I found a new writing toy, the voice. I've added a link below. Go about halfway down the website for step-by-step instructions for a PC. I have Microsoft Word 2010, but it works on earlier versions.

I love using this toy when I'm editing. It's like having an extra sense. Usually when you edit you rely on sight, or you read the words aloud, but even reading aloud you still read past mistakes. So, why are there still typos? Because your brain reads what it expects to see.

With this voice-over tool, it reads to me and I can instantly pick up where I forgot a period, need a comma, have too many commas, used a word twice, or the sentence just doesn't make sense. Often one will cut and paste stuff, then forget or get distracted and the sentence is gobbledygook.

The voice is pretty robotic which is a bit disconcerting at first, but if you read as the voice speaks it's fine and you get used to it.

There are some annoying things. If you abbreviate a name like Beatrice to Bea, the voice spells it out. If you use an em dash it sort of joins everything without a pause. If you have a character stutter, like "I--it can't." then it reads the first letter a I, as in "I, it can't.", but I can live with those little hiccups.
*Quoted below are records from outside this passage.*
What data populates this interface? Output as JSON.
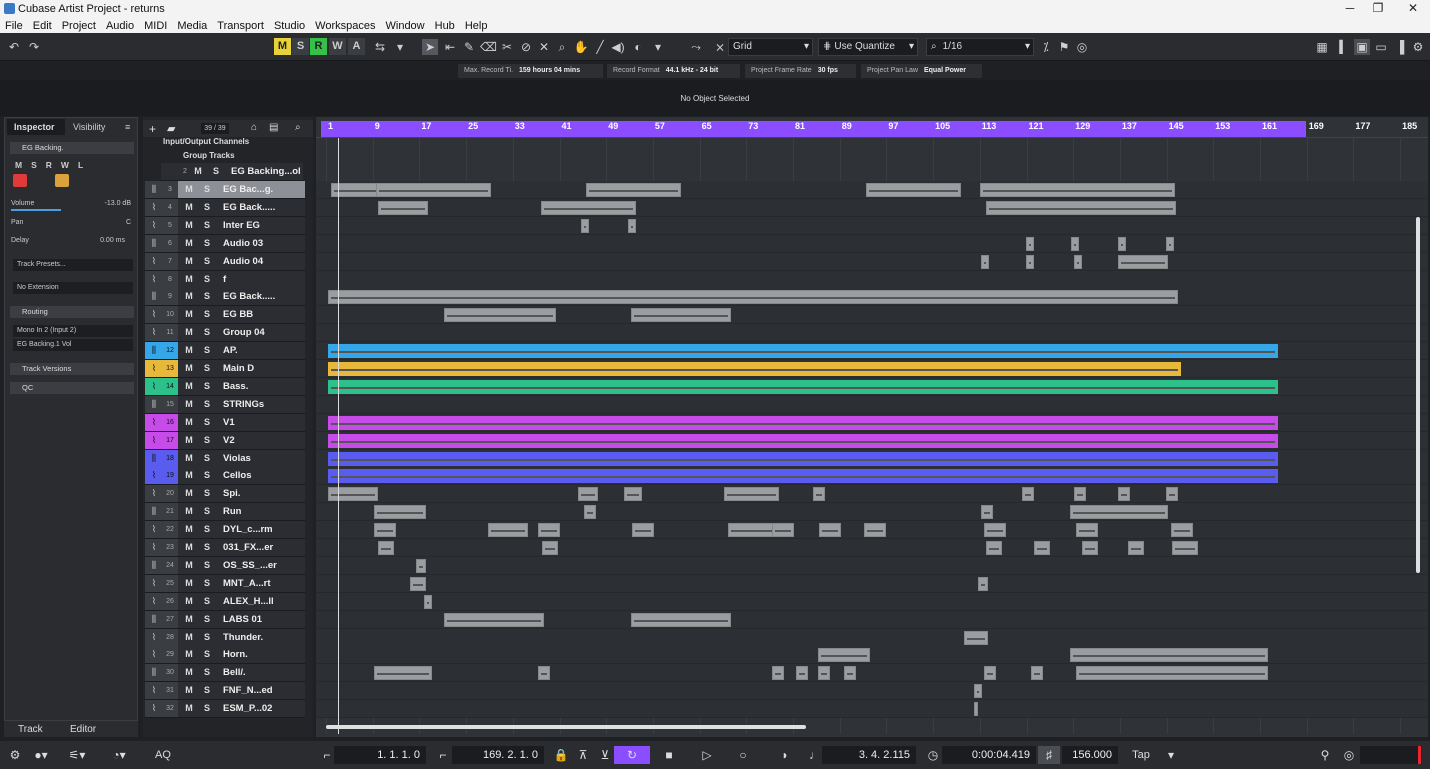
{
  "window": {
    "title": "Cubase Artist Project - returns",
    "min": "─",
    "max": "❐",
    "close": "✕"
  },
  "menu": [
    "File",
    "Edit",
    "Project",
    "Audio",
    "MIDI",
    "Media",
    "Transport",
    "Studio",
    "Workspaces",
    "Window",
    "Hub",
    "Help"
  ],
  "toolbar": {
    "undo": "↶",
    "redo": "↷",
    "m": "M",
    "s": "S",
    "r": "R",
    "w": "W",
    "a": "A",
    "grid_label": "Grid",
    "quantize_label": "Use Quantize",
    "quantize_value": "1/16"
  },
  "info": {
    "max_record_label": "Max. Record Ti.",
    "max_record_value": "159 hours 04 mins",
    "format_label": "Record Format",
    "format_value": "44.1 kHz - 24 bit",
    "frame_label": "Project Frame Rate",
    "frame_value": "30 fps",
    "pan_label": "Project Pan Law",
    "pan_value": "Equal Power"
  },
  "status": "No Object Selected",
  "inspector": {
    "tab1": "Inspector",
    "tab2": "Visibility",
    "track_name": "EG Backing.",
    "volume_label": "Volume",
    "volume_value": "-13.0 dB",
    "pan_label": "Pan",
    "pan_value": "C",
    "delay_label": "Delay",
    "delay_value": "0.00 ms",
    "presets": "Track Presets...",
    "extension": "No Extension",
    "routing": "Routing",
    "input": "Mono In 2 (Input 2)",
    "output": "EG Backing.1 Vol",
    "versions": "Track Versions",
    "qc": "QC",
    "tab_track": "Track",
    "tab_editor": "Editor",
    "btn_m": "M",
    "btn_s": "S",
    "btn_r": "R",
    "btn_w": "W",
    "btn_l": "L"
  },
  "tracklist": {
    "count": "39 / 39",
    "folders": [
      {
        "name": "Input/Output Channels"
      },
      {
        "name": "Group Tracks"
      }
    ],
    "group_row": {
      "num": "2",
      "name": "EG Backing...ol"
    },
    "m": "M",
    "s": "S",
    "tracks": [
      {
        "num": "3",
        "name": "EG Bac...g.",
        "color": "#9b9ea3"
      },
      {
        "num": "4",
        "name": "EG Back.....",
        "color": "#9b9ea3"
      },
      {
        "num": "5",
        "name": "Inter EG",
        "color": "#9b9ea3"
      },
      {
        "num": "6",
        "name": "Audio 03",
        "color": "#9b9ea3"
      },
      {
        "num": "7",
        "name": "Audio 04",
        "color": "#9b9ea3"
      },
      {
        "num": "8",
        "name": "f",
        "color": "#9b9ea3"
      },
      {
        "num": "9",
        "name": "EG Back.....",
        "color": "#9b9ea3"
      },
      {
        "num": "10",
        "name": "EG BB",
        "color": "#9b9ea3"
      },
      {
        "num": "11",
        "name": "Group 04",
        "color": "#9b9ea3"
      },
      {
        "num": "12",
        "name": "AP.",
        "color": "#35a6e8"
      },
      {
        "num": "13",
        "name": "Main D",
        "color": "#e8b83a"
      },
      {
        "num": "14",
        "name": "Bass.",
        "color": "#2cc08a"
      },
      {
        "num": "15",
        "name": "STRINGs",
        "color": "#9b9ea3"
      },
      {
        "num": "16",
        "name": "V1",
        "color": "#c64be8"
      },
      {
        "num": "17",
        "name": "V2",
        "color": "#c64be8"
      },
      {
        "num": "18",
        "name": "Violas",
        "color": "#5a5cf0"
      },
      {
        "num": "19",
        "name": "Cellos",
        "color": "#5a5cf0"
      },
      {
        "num": "20",
        "name": "Spi.",
        "color": "#9b9ea3"
      },
      {
        "num": "21",
        "name": "Run",
        "color": "#9b9ea3"
      },
      {
        "num": "22",
        "name": "DYL_c...rm",
        "color": "#9b9ea3"
      },
      {
        "num": "23",
        "name": "031_FX...er",
        "color": "#9b9ea3"
      },
      {
        "num": "24",
        "name": "OS_SS_...er",
        "color": "#9b9ea3"
      },
      {
        "num": "25",
        "name": "MNT_A...rt",
        "color": "#9b9ea3"
      },
      {
        "num": "26",
        "name": "ALEX_H...ll",
        "color": "#9b9ea3"
      },
      {
        "num": "27",
        "name": "LABS 01",
        "color": "#9b9ea3"
      },
      {
        "num": "28",
        "name": "Thunder.",
        "color": "#9b9ea3"
      },
      {
        "num": "29",
        "name": "Horn.",
        "color": "#9b9ea3"
      },
      {
        "num": "30",
        "name": "Bell/.",
        "color": "#9b9ea3"
      },
      {
        "num": "31",
        "name": "FNF_N...ed",
        "color": "#9b9ea3"
      },
      {
        "num": "32",
        "name": "ESM_P...02",
        "color": "#9b9ea3"
      }
    ]
  },
  "ruler": [
    "1",
    "9",
    "17",
    "25",
    "33",
    "41",
    "49",
    "57",
    "65",
    "73",
    "81",
    "89",
    "97",
    "105",
    "113",
    "121",
    "129",
    "137",
    "145",
    "153",
    "161",
    "169",
    "177",
    "185"
  ],
  "transport": {
    "left_locator": "1. 1. 1. 0",
    "right_locator": "169. 2. 1. 0",
    "position": "3. 4. 2.115",
    "time": "0:00:04.419",
    "tempo": "156.000",
    "tap": "Tap",
    "aq": "AQ"
  }
}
I even get used to it.

I recently started converting my YA book, Akir the Warrior Boy to the Smashwords format. This book has been edited hundreds of times by me, beta readers and my editor Sandy Tritt from Inspiration For Writers Inc. and there were still typos--GGGRRR.

It's also great for editing academic works, which are usually dry as dust, just like the voice, but you will pick up typos.

I would strongly urge all writers to use this toy (tool) if you aren't already.